NOTWITHSTANDING THIS REPORT OR ANY DISCUSSIONS CONCERNING CONDITION OF A LOT, ALL LOTS ARE OFFERED AND SOLD "AS IS" IN ACCORDANCE WITH THE CONDITIONS OF SALE PRINTED IN THE CATALOGUE.
Catalogue Note
Although generally referred to as a spice box, miniature high chests of drawers like this one are more aptly termed valuables cabinets since inventory references indicate they typically stored prized household items such as jewelry or silver. One example listed in the 1750 estate inventory of Jacob Hibberd of Chester County contained gold and silver sleeve buttons, silver and brass shoe buckles, a pincushion with a silver chain, silver scissors and a thimble, eight silver teaspoons and a pair of silver sugar tongs (Margaret Schiffer, Furniture and Its Makers of Chester County, Pennsylvania, 1978, p. 266). The form was more popular in Pennsylvania than in any of the other American colonies and produced there throughout the eighteenth century.

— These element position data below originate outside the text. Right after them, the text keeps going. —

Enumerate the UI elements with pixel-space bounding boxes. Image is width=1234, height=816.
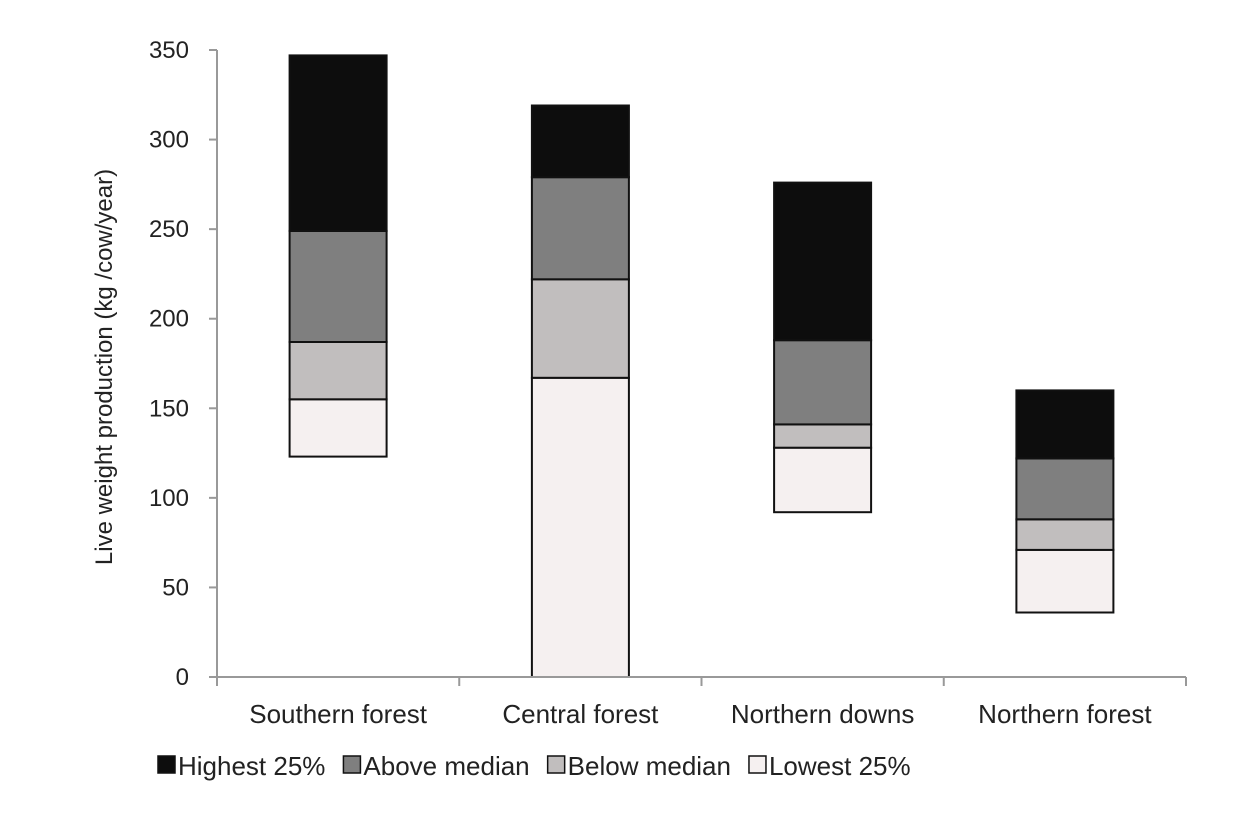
x-category-label: Southern forest <box>249 699 428 729</box>
legend-label: Lowest 25% <box>769 751 911 781</box>
y-tick-label: 100 <box>149 485 189 512</box>
legend-label: Above median <box>363 751 529 781</box>
y-tick-label: 250 <box>149 216 189 243</box>
y-axis-title: Live weight production (kg /cow/year) <box>91 169 118 565</box>
y-tick-label: 300 <box>149 127 189 154</box>
y-tick-label: 200 <box>149 306 189 333</box>
x-category-label: Northern downs <box>731 699 915 729</box>
bar-above-median-southern-forest <box>288 229 388 343</box>
bar-above-median-northern-downs <box>773 339 873 426</box>
bar-lowest-25-southern-forest <box>288 398 388 458</box>
legend-label: Highest 25% <box>178 751 325 781</box>
bar-above-median-central-forest <box>530 176 630 281</box>
bar-highest-25-northern-forest <box>1015 389 1115 460</box>
bar-below-median-southern-forest <box>288 341 388 401</box>
legend: Highest 25% Above median Below median Lowes… <box>157 751 911 781</box>
bar-below-median-central-forest <box>530 278 630 379</box>
bar-lowest-25-central-forest <box>530 376 630 678</box>
bars-layer <box>288 54 1115 678</box>
legend-swatch <box>157 755 176 774</box>
y-tick-label: 150 <box>149 395 189 422</box>
bar-above-median-northern-forest <box>1015 457 1115 521</box>
x-category-label: Northern forest <box>978 699 1152 729</box>
bar-below-median-northern-downs <box>773 423 873 449</box>
bar-lowest-25-northern-forest <box>1015 548 1115 614</box>
bar-highest-25-central-forest <box>530 104 630 179</box>
bar-highest-25-northern-downs <box>773 181 873 342</box>
y-tick-label: 0 <box>176 664 189 691</box>
bar-highest-25-southern-forest <box>288 54 388 233</box>
legend-label: Below median <box>568 751 731 781</box>
x-category-label: Central forest <box>502 699 659 729</box>
y-tick-label: 50 <box>162 574 189 601</box>
y-tick-label: 350 <box>149 37 189 64</box>
legend-swatch <box>546 755 566 774</box>
bar-lowest-25-northern-downs <box>773 446 873 514</box>
axes-layer: 0 50 100 150 200 250 300 350 Southern forest Cent… <box>149 37 1187 729</box>
bar-below-median-northern-forest <box>1015 518 1115 551</box>
legend-swatch <box>342 755 362 774</box>
legend-swatch <box>748 755 767 774</box>
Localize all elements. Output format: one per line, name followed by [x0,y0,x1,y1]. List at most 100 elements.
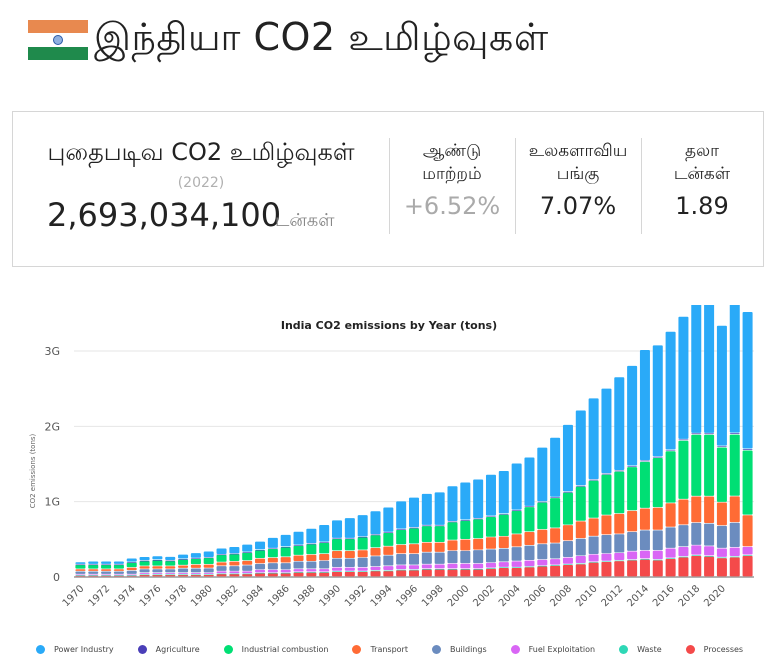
bar-segment-power-industry[interactable] [691,305,702,433]
bar-segment-power-industry[interactable] [729,305,740,433]
bar-segment-processes[interactable] [704,556,715,577]
bar-segment-waste[interactable] [126,575,137,576]
bar-segment-transport[interactable] [614,513,625,534]
bar-segment-transport[interactable] [344,551,355,558]
bar-segment-waste[interactable] [524,566,535,568]
bar-segment-buildings[interactable] [152,569,163,573]
bar-segment-power-industry[interactable] [537,447,548,502]
bar-segment-buildings[interactable] [678,525,689,547]
bar-segment-fuel-exploitation[interactable] [460,563,471,569]
bar-segment-power-industry[interactable] [396,501,407,529]
bar-segment-agriculture[interactable] [152,559,163,561]
bar-segment-agriculture[interactable] [627,466,638,467]
bar-segment-buildings[interactable] [665,527,676,548]
bar-segment-agriculture[interactable] [357,536,368,538]
bar-segment-industrial-combustion[interactable] [383,532,394,546]
bar-segment-waste[interactable] [614,560,625,562]
bar-stack-1987[interactable] [293,531,304,577]
bar-stack-2001[interactable] [473,479,484,577]
bar-segment-buildings[interactable] [88,571,99,574]
bar-segment-fuel-exploitation[interactable] [126,574,137,576]
bar-segment-industrial-combustion[interactable] [704,434,715,496]
bar-segment-power-industry[interactable] [383,507,394,532]
bar-segment-processes[interactable] [447,569,458,577]
bar-segment-processes[interactable] [165,574,176,577]
bar-segment-power-industry[interactable] [485,474,496,516]
bar-segment-power-industry[interactable] [88,561,99,564]
bar-segment-transport[interactable] [716,502,727,526]
bar-segment-buildings[interactable] [562,540,573,557]
bar-segment-agriculture[interactable] [203,557,214,559]
bar-segment-buildings[interactable] [75,571,86,574]
bar-segment-power-industry[interactable] [639,349,650,461]
bar-segment-waste[interactable] [562,564,573,565]
bar-segment-agriculture[interactable] [511,510,522,511]
bar-segment-transport[interactable] [383,546,394,555]
bar-segment-transport[interactable] [242,560,253,565]
bar-segment-buildings[interactable] [460,550,471,564]
bar-segment-industrial-combustion[interactable] [306,544,317,555]
bar-segment-buildings[interactable] [306,561,317,569]
bar-segment-industrial-combustion[interactable] [344,538,355,551]
bar-segment-agriculture[interactable] [216,554,227,556]
bar-segment-processes[interactable] [319,572,330,577]
bar-segment-industrial-combustion[interactable] [575,486,586,521]
bar-segment-waste[interactable] [742,555,753,556]
bar-stack-1972[interactable] [101,561,112,577]
bar-segment-agriculture[interactable] [460,520,471,521]
bar-segment-power-industry[interactable] [165,556,176,561]
bar-segment-industrial-combustion[interactable] [113,564,124,569]
bar-stack-2019[interactable] [704,305,715,577]
bar-stack-1997[interactable] [421,493,432,577]
bar-segment-industrial-combustion[interactable] [434,526,445,543]
bar-stack-1975[interactable] [139,556,150,577]
bar-segment-transport[interactable] [524,532,535,545]
legend-item-waste[interactable]: Waste [619,645,662,654]
bar-segment-buildings[interactable] [383,555,394,566]
bar-segment-fuel-exploitation[interactable] [113,574,124,576]
bar-segment-agriculture[interactable] [306,543,317,545]
bar-segment-waste[interactable] [319,572,330,573]
bar-segment-processes[interactable] [537,566,548,577]
bar-segment-waste[interactable] [332,571,343,572]
bar-segment-processes[interactable] [370,570,381,577]
bar-segment-processes[interactable] [639,559,650,577]
bar-stack-2022[interactable] [742,311,753,577]
bar-segment-industrial-combustion[interactable] [511,510,522,534]
bar-segment-power-industry[interactable] [101,561,112,564]
bar-segment-industrial-combustion[interactable] [447,522,458,540]
bar-segment-industrial-combustion[interactable] [216,554,227,562]
bar-segment-power-industry[interactable] [614,377,625,471]
bar-segment-fuel-exploitation[interactable] [229,571,240,574]
bar-segment-processes[interactable] [139,574,150,577]
bar-segment-transport[interactable] [742,515,753,547]
bar-stack-1981[interactable] [216,548,227,577]
bar-segment-fuel-exploitation[interactable] [473,563,484,569]
bar-stack-2014[interactable] [639,349,650,577]
bar-segment-power-industry[interactable] [229,547,240,554]
bar-segment-buildings[interactable] [524,545,535,561]
bar-segment-transport[interactable] [421,542,432,552]
bar-segment-processes[interactable] [627,560,638,577]
legend-item-processes[interactable]: Processes [685,645,743,654]
bar-segment-industrial-combustion[interactable] [242,552,253,561]
bar-segment-fuel-exploitation[interactable] [152,573,163,574]
bar-segment-power-industry[interactable] [498,471,509,514]
bar-segment-agriculture[interactable] [126,562,137,563]
bar-segment-power-industry[interactable] [178,554,189,559]
bar-segment-fuel-exploitation[interactable] [716,548,727,557]
bar-segment-transport[interactable] [370,547,381,556]
bar-segment-agriculture[interactable] [550,497,561,498]
bar-segment-power-industry[interactable] [550,437,561,497]
bar-segment-power-industry[interactable] [678,316,689,439]
bar-segment-waste[interactable] [588,562,599,563]
bar-segment-buildings[interactable] [498,548,509,562]
bar-segment-buildings[interactable] [139,569,150,573]
bar-segment-fuel-exploitation[interactable] [165,573,176,574]
bar-stack-2016[interactable] [665,331,676,577]
bar-stack-2010[interactable] [588,398,599,577]
bar-segment-industrial-combustion[interactable] [370,535,381,548]
bar-segment-buildings[interactable] [216,566,227,571]
bar-segment-buildings[interactable] [126,570,137,574]
bar-segment-processes[interactable] [562,564,573,577]
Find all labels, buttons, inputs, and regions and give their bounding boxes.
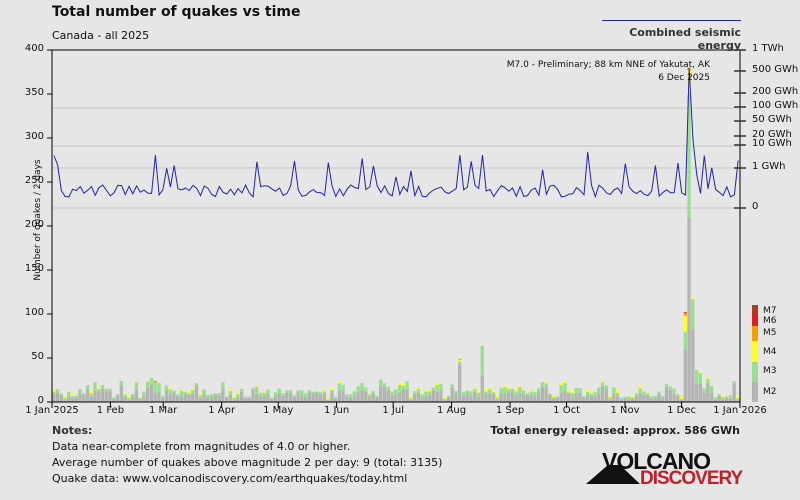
left-tick-label: 50: [31, 351, 44, 362]
x-tick-label: 1 May: [263, 405, 294, 416]
left-tick-label: 400: [24, 43, 44, 54]
magnitude-legend-label: M4: [763, 347, 777, 357]
logo-text-top: VOLCANO: [602, 448, 711, 474]
x-tick-label: 1 Jan 2025: [25, 405, 79, 416]
left-tick-label: 0: [37, 395, 44, 406]
x-tick-label: 1 Jul: [382, 405, 404, 416]
right-tick-label: 200 GWh: [752, 86, 799, 97]
x-tick-label: 1 Jan 2026: [713, 405, 767, 416]
left-tick-label: 100: [24, 307, 44, 318]
left-tick-label: 150: [24, 263, 44, 274]
event-annotation-line1: M7.0 - Preliminary; 88 km NNE of Yakutat…: [506, 60, 710, 70]
left-tick-label: 200: [24, 219, 44, 230]
event-annotation-line2: 6 Dec 2025: [658, 73, 710, 83]
notes-title: Notes:: [52, 424, 93, 437]
energy-legend-label: Combined seismic energy: [629, 26, 741, 52]
x-tick-label: 1 Sep: [495, 405, 525, 416]
volcano-logo-icon: [586, 465, 640, 484]
right-tick-label: 20 GWh: [752, 129, 792, 140]
note-source[interactable]: Quake data: www.volcanodiscovery.com/ear…: [52, 472, 408, 485]
right-tick-label: 0: [752, 201, 759, 212]
right-tick-label: 10 GWh: [752, 138, 792, 149]
left-tick-label: 250: [24, 175, 44, 186]
magnitude-legend-label: M3: [763, 366, 777, 376]
chart-title: Total number of quakes vs time: [52, 4, 301, 20]
right-tick-label: 1 TWh: [752, 43, 784, 54]
note-completeness: Data near-complete from magnitudes of 4.…: [52, 440, 351, 453]
chart-subtitle: Canada - all 2025: [52, 29, 150, 42]
right-tick-label: 500 GWh: [752, 64, 799, 75]
magnitude-legend-label: M6: [763, 316, 777, 326]
x-tick-label: 1 Oct: [553, 405, 580, 416]
note-average: Average number of quakes above magnitude…: [52, 456, 443, 469]
right-tick-label: 50 GWh: [752, 114, 792, 125]
x-tick-label: 1 Dec: [667, 405, 697, 416]
left-tick-label: 300: [24, 131, 44, 142]
energy-legend-line: [602, 20, 741, 21]
x-tick-label: 1 Apr: [208, 405, 236, 416]
magnitude-legend-label: M7: [763, 306, 777, 316]
x-tick-label: 1 Feb: [96, 405, 125, 416]
right-tick-label: 1 GWh: [752, 161, 786, 172]
right-tick-label: 100 GWh: [752, 100, 799, 111]
total-energy: Total energy released: approx. 586 GWh: [490, 424, 740, 437]
magnitude-legend-label: M5: [763, 328, 777, 338]
x-tick-label: 1 Nov: [610, 405, 640, 416]
volcanodiscovery-logo[interactable]: VOLCANO DISCOVERY: [584, 448, 744, 489]
x-tick-label: 1 Aug: [437, 405, 467, 416]
x-tick-label: 1 Mar: [148, 405, 178, 416]
logo-text-bottom: DISCOVERY: [640, 468, 743, 489]
magnitude-legend-label: M2: [763, 387, 777, 397]
x-tick-label: 1 Jun: [324, 405, 350, 416]
left-tick-label: 350: [24, 87, 44, 98]
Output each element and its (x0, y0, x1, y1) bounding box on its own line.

This example is remarkable for retaining its early grain painting over an apparently original blue paint. Despite its small scale, it follows the design and construction of its full-size Pennsylvania counterparts. Similar grain painting appears on a chest with drawers at Yale University associated with an unknown decorator working near the Berks-Montgomery County line of Pennsylvania (see Monroe Fabian, The Pennsylvania-German Decorated Chest, New York, no. 115, p. 145). That chest also features ogee bracket feet and brackets similar to those on the present chest. Another miniature chest of drawers also with rope-twist-carved quarter columns but lacking painted decoration is in the collection of the Chipstone Foundation and illustrated in Oswaldo Rodriguez Roque, American Furniture at Chipstone, Madison, 1984, no. 35, pp. 78-9.